Silas jerked, and Peri motioned him to stay still. “Don’t. Move,” she said as the sound of a fight rose over the droning of the generator. She’d killed people before—some who deserved it less than this man. But it felt personal this time, and … wrong?
“They’re lying to you.” Silas edged off the ladder, hands raised. “Let me explain.”
“Shut up,” she demanded, her confusion growing even as her aim tightened. She wanted it to be over. She wanted the nagging noise in her head to go away. But as she stood on that stage amid the barren emptiness, she couldn’t pull the trigger.
“Peri, wait,” a new voice pleaded, and her eyes flicked to a blond man coming up the stage’s stairs. Tense, she retreated so she could see both of them. It was the man from Overdraft, the one who had sat at the bar and observed, the one she’d thought might be with Opti’s psych unit. Shit.
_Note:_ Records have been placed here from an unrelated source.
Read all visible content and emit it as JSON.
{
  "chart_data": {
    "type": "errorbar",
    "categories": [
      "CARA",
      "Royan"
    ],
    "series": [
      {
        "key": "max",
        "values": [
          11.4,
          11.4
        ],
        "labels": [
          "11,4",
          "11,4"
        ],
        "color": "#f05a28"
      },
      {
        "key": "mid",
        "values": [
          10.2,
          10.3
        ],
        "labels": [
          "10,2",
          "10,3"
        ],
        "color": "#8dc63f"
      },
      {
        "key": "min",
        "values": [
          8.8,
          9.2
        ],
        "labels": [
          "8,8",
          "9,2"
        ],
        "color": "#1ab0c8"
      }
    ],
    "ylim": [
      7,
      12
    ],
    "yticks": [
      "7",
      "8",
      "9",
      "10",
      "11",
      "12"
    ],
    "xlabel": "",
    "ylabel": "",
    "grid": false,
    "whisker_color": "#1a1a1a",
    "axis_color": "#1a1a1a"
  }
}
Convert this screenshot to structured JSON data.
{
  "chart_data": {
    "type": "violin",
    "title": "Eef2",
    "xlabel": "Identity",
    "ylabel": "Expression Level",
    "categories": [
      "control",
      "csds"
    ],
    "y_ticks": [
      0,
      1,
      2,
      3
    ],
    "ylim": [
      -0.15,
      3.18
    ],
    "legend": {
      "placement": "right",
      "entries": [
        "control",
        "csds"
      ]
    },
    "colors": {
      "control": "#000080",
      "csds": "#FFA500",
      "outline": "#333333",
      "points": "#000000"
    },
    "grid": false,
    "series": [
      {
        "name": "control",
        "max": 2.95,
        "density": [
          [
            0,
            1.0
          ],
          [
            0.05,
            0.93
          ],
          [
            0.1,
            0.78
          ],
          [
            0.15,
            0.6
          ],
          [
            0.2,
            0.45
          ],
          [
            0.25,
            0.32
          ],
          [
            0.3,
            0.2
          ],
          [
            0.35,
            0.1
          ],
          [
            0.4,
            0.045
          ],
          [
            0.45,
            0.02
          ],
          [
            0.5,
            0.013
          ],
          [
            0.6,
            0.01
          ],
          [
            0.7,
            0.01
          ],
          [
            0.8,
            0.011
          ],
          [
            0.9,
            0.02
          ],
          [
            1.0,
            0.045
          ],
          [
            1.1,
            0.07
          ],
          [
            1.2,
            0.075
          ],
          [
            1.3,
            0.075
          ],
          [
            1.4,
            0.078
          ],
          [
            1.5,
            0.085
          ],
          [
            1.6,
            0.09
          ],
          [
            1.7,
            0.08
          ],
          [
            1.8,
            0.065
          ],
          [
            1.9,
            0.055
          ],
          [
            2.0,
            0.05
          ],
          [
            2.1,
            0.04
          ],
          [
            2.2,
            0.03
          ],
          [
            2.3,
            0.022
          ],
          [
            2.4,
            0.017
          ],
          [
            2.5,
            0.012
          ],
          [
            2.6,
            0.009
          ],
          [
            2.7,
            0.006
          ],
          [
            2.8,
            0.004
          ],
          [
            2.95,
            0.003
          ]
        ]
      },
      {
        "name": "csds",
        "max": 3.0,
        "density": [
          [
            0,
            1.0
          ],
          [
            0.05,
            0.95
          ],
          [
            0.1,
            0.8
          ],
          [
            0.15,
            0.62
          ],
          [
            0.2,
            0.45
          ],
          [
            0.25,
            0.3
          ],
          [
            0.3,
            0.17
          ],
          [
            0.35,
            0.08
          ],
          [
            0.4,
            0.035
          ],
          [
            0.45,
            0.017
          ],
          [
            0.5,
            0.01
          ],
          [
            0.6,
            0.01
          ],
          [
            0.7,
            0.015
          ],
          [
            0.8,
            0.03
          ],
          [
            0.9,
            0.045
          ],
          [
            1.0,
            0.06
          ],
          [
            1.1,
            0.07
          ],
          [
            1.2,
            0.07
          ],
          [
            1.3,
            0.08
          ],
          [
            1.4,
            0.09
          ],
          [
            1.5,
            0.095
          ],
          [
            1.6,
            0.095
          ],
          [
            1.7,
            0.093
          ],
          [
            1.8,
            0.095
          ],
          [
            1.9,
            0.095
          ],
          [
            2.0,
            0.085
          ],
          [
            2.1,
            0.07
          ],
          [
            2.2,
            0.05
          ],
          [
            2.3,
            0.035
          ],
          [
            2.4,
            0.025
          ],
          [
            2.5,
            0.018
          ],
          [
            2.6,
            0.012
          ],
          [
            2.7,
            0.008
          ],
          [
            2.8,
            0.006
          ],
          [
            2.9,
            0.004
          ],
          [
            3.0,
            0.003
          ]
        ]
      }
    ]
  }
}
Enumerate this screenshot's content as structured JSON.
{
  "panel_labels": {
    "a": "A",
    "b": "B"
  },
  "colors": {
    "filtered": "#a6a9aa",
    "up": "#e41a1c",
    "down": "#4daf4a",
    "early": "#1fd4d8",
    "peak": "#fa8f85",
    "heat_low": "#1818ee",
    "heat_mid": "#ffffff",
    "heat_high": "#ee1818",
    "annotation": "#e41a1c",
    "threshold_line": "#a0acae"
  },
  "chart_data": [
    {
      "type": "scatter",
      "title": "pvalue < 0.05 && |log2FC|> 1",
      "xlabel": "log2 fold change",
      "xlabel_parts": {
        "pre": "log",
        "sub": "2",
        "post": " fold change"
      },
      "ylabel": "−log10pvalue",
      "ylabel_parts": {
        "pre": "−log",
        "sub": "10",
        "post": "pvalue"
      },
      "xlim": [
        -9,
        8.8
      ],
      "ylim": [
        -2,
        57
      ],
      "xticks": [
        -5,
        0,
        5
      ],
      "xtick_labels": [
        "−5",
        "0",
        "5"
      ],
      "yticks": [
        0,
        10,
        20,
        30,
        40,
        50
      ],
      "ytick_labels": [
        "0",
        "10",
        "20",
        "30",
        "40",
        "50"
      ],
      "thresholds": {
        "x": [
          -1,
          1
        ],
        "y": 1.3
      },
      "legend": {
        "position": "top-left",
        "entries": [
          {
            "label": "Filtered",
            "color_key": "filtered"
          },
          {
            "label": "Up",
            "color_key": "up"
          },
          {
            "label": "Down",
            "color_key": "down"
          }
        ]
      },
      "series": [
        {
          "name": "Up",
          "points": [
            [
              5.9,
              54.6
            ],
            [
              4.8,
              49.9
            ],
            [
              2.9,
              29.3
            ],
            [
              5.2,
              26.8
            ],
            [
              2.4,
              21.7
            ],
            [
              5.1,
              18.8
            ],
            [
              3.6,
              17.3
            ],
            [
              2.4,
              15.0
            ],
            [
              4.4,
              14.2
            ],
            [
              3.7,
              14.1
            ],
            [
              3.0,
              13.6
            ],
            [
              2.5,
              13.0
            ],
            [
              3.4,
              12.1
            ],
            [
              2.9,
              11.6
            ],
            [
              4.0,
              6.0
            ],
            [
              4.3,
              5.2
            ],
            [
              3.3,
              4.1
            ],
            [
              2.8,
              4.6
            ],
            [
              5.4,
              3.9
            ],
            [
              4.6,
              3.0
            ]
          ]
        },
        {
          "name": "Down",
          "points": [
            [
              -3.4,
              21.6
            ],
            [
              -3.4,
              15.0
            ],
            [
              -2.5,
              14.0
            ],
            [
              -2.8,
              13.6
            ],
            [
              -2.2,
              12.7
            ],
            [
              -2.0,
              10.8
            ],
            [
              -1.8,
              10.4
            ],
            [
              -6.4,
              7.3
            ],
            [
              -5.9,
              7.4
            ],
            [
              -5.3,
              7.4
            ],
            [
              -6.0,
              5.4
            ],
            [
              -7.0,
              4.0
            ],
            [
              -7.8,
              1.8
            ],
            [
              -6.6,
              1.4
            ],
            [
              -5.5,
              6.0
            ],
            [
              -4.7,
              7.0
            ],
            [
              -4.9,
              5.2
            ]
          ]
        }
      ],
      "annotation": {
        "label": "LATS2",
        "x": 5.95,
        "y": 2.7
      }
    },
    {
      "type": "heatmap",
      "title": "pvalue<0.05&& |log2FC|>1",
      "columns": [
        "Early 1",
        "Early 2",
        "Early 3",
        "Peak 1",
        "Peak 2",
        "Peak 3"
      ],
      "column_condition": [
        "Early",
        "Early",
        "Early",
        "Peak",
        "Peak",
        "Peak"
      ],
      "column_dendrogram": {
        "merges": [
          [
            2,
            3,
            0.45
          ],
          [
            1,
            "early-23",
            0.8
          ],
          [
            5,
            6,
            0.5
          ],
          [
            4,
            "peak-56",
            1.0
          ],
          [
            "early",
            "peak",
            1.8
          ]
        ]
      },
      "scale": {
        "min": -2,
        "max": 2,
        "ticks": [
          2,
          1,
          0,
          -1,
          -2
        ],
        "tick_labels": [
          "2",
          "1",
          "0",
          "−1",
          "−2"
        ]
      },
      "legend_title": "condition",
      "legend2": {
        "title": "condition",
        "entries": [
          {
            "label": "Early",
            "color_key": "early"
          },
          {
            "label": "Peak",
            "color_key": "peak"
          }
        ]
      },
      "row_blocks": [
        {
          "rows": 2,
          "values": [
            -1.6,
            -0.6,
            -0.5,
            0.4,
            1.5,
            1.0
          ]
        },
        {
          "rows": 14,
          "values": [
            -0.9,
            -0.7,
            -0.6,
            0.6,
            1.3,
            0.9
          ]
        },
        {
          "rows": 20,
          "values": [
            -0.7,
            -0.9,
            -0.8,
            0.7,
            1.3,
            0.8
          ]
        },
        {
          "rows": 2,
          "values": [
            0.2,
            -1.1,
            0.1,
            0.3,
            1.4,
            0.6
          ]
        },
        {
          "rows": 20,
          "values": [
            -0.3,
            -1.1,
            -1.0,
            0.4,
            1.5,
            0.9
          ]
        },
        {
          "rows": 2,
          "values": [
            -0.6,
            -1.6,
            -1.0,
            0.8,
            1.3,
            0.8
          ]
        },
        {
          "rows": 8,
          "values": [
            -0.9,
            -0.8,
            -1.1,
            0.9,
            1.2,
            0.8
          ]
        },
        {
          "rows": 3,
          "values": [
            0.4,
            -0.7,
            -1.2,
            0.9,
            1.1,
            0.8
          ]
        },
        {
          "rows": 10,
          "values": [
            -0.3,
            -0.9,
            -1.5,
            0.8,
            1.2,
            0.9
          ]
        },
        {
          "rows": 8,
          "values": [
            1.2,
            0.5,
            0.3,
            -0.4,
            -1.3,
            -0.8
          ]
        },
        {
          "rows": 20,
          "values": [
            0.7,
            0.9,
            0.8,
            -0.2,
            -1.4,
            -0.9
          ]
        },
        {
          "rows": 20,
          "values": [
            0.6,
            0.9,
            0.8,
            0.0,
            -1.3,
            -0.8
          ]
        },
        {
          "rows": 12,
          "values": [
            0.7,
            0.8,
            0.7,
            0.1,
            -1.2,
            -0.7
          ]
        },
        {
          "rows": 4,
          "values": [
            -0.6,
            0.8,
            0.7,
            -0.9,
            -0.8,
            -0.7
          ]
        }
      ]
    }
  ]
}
This is a test?
“I can explain!” she exclaimed, her aim never shifting from Silas.
Distracted, she was too slow when Silas lunged for her. The flexi-glass hit her chest, and he had her, twisting her wrist until the Glock went off to blow a hole in the wall. Silas slammed her up against the marble wall. Crap. It had been a test. And she had failed it.
“Taf!” someone shouted, but Peri was seeing stars, her ears numb from the gun’s shot.
“I’m sorry, Peri,” Silas said, his fingers trying to pry the gun away as he pinned her to the wall. “I don’t want to hurt you. If you would just listen.”
“Get … off …,” she wheezed, twisting a foot behind Silas’s and giving a yank.
They both went down. Silas yelped as they crashed into the hard wood, her on top of him.
“Will you hold still!” Silas said, and then suddenly she was facedown on the stage, her arms yanked behind her. “I’m trying to tell you something! Why do you never. Listen. To. Me!”
“You stole my life!” she shouted, hand still gripping the Glock but pinned to the floor. “Everything!” He was sitting on her. Allen wasn’t here, and she desperately didn’t want to draft. Teeth clenched, she struggled, never letting go of the gun even when her grip went numb.
“Remember your rule,” Silas said, sounding more irate than afraid. “You never kill anyone unless they kill you first. I didn’t kill you. I’m trying to help!”
How does he know my rule? “You tried to kill my anchor, you bastard!”
“Jack?” he said, and she gasped when the image of a smiling face, white from the light of a monitor, flashed through her. “I didn’t kill Jack. You did.”
Who the hell is Jack? Cheek pressed to the gritty wood, she puffed the hair from her eyes. “Not Jack. Allen.”